No one had spoken, but it was clear the attorneys and inmates alike all knew this bitch on wheels was calling the shots.
When the judge took the bench and the calendar clerk called his name and case number, Hailey Dean had looked directly at him, shackled in his chair.
Holding his gaze, Hailey announced in open court that the first arraignment of the morning was his. He’d tried to stand up in spite of the chains.
She said it real cold-like…that she planned to try the case of Clint Burrell Cruise herself and that after consultation with the elected district attorney, the State intended to seek the death penalty.
He never made it out of his chair; the chains were biting too hard into his ankles to stand.
Between months of court appearances came the endless shots of her, sound bites at press conferences on the local news.
He watched them religiously.
She won, of course.
Which meant he lost.
Then, after the trial, she left him abruptly.
When she was gone, it all seemed empty. He was like a dry drunk…stuck with nothing but old newspaper clippings to keep him company.
It sucked.
He’d had no reason to live when she left him alone, warehoused away, locked up like an animal.
But thanks to the Internet in the law library, he’d found her. Yahoo was incredible. In all the interviews after the trial, she’d been tight-lipped about her plans, but then…he struck gold.
The Georgia Bar’s yearly directory mistakenly published a New York number under her old Atlanta address, and thanks to Yahoo’s reverse lookup, her address was cake. Further proof lawyers were total screwups.
So. After leaving him there, behind forty-five feet of concrete wall, Hailey wanted to start all over without him, to get on with her new life in New York.
But he wasn’t going to let her leave him behind.
It all came down to right now. Finally, they were back together again.

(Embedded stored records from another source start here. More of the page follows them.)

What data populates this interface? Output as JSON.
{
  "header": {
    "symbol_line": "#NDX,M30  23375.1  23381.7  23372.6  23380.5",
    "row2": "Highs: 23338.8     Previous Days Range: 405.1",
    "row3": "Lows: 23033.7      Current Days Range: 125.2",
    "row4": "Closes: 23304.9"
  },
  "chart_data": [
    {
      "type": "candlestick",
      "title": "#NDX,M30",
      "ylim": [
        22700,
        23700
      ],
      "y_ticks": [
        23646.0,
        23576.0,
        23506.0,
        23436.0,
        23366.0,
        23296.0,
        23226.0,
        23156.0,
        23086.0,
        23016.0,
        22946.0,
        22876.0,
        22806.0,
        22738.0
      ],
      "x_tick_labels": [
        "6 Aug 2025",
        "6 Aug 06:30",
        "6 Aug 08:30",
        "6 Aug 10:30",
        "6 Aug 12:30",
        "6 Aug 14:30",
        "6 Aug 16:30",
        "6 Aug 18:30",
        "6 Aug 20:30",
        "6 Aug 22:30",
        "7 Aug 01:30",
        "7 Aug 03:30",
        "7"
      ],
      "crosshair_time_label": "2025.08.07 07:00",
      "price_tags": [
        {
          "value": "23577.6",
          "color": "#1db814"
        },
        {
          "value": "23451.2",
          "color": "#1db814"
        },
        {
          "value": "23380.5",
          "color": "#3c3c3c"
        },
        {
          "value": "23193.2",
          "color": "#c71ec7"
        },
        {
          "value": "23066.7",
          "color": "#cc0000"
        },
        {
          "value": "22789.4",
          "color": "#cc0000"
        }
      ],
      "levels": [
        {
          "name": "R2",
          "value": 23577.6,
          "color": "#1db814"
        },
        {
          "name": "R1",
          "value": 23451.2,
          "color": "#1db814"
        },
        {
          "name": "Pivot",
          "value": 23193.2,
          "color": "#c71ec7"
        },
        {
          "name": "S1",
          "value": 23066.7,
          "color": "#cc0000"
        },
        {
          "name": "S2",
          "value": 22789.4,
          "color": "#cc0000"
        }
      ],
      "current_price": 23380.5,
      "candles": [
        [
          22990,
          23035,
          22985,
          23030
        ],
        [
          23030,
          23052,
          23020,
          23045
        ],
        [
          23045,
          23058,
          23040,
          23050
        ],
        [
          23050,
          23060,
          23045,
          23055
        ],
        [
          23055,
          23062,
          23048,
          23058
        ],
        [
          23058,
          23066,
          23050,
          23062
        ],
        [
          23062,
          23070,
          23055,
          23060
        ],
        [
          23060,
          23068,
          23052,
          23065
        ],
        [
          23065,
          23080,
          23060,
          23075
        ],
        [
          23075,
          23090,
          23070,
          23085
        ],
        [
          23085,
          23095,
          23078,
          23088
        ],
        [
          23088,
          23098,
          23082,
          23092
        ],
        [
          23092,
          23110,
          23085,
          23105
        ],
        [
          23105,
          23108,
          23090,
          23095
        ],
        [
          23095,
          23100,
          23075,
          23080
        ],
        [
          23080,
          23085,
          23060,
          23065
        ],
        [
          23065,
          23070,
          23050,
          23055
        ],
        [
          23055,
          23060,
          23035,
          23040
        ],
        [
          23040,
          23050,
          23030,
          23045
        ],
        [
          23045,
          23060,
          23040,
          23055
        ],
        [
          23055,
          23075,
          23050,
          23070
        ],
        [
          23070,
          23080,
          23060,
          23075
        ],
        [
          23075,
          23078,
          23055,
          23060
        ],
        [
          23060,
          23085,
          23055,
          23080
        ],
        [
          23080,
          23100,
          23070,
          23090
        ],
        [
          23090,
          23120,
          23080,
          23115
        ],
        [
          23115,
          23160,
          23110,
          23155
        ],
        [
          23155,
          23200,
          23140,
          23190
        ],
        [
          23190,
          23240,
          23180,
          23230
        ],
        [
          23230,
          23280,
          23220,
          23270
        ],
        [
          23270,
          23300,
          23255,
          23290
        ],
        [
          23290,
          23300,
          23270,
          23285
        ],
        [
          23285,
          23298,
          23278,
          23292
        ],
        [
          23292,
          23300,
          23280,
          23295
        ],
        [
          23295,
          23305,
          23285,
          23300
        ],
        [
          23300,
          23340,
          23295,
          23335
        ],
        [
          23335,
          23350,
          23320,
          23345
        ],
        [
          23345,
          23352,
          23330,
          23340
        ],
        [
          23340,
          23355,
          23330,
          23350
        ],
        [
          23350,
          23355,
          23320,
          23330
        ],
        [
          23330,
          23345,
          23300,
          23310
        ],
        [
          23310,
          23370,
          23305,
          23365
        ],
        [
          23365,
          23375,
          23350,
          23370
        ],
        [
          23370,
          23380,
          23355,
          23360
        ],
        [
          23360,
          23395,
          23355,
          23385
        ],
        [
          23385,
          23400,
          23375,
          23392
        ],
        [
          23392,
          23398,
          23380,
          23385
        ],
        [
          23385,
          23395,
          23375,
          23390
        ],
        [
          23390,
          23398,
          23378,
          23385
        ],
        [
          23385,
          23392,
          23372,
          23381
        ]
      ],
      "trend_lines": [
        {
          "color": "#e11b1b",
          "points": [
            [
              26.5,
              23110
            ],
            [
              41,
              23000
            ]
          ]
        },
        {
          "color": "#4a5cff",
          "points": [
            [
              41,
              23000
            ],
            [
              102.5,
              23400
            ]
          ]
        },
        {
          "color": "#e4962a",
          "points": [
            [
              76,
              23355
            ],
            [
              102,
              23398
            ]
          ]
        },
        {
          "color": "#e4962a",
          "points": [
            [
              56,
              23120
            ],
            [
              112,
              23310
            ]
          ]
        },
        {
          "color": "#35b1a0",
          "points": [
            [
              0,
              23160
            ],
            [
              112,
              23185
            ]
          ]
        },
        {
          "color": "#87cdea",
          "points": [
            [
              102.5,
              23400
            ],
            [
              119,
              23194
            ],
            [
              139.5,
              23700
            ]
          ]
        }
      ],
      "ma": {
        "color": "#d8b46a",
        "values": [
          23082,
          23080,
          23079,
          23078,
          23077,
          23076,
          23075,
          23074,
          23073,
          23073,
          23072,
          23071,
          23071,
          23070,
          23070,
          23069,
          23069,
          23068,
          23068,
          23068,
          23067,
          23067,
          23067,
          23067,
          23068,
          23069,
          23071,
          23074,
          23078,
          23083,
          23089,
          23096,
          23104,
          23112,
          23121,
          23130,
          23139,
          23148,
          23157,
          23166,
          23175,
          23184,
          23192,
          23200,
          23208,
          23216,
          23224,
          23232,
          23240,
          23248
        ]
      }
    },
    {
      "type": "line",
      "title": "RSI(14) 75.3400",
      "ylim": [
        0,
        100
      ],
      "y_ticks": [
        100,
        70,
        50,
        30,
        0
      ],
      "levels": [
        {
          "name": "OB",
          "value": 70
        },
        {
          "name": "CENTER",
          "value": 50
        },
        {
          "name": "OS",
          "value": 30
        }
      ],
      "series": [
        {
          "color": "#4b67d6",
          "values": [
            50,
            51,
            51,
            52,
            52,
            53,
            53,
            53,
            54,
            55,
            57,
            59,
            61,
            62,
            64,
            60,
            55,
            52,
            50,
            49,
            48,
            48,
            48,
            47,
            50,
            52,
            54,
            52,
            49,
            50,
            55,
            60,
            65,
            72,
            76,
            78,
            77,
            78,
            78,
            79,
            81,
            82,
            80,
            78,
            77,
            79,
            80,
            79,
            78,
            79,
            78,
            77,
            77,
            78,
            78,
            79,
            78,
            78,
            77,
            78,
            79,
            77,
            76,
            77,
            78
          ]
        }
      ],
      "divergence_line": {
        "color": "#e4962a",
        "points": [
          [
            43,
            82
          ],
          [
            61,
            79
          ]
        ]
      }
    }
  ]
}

And after all these years, he wasn’t ready to say good-bye just yet.
42
St. Simons Island, Georgia
VIRGINIA WOKE UP GROGGY, HER SHOULDER AND ARM MUSCLES hurting, hurting like crazy.
That was strange. Something was wrong…
The night before hit her and she sat upright like a bolt of lightning…they did it!
Strike one against the empire.
She eased out of bed, her legs sore from the use of muscles she hadn’t even thought of in twenty years. She made her way down the steps-easy-does-it, one at a time-until she made it to the ground floor.
Immediately, the wieners were awake, racing toward her en masse. The high-pitched yelps pierced her brain like a jackhammer.
“Shut up! Sidney…shut up, damn it!”
The pack cowered back in bewilderment, crouched with their tails between their stubby little legs.
She padded barefoot straight to the front door, opened it, and retrieved the morning paper.
The front page said it all.
“ISLAND VANDALS ATTACK!”
She closed the door and started reading. Analyzing each word, she propped herself up on the kitchen bar, lowering her reading glasses down to the tip of her nose.
She read it slowly; she didn’t want to miss a single word.
43
St. Simons Island, Georgia
AT THE VERY MINUTE VIRGINIA GUNN WAS BREAKING INTO A DEEP belly laugh over the Palmetto Dunes security guard’s speculating to the paper that stealth terrorists were responsible for last night’s debacle, just a few miles across town the Glynn County Commission chairman was sweating bullets, even with the office window unit on high.
Toby McKissick sat glued to the seat of his brown faux-leather office chair. Four feet of polished oak was the only thing that separated him from the other side of the desk.
There sat Floyd Moye Eugene, darkly shaded aviator glasses covering his eyes and allowing no clue as to his thinking.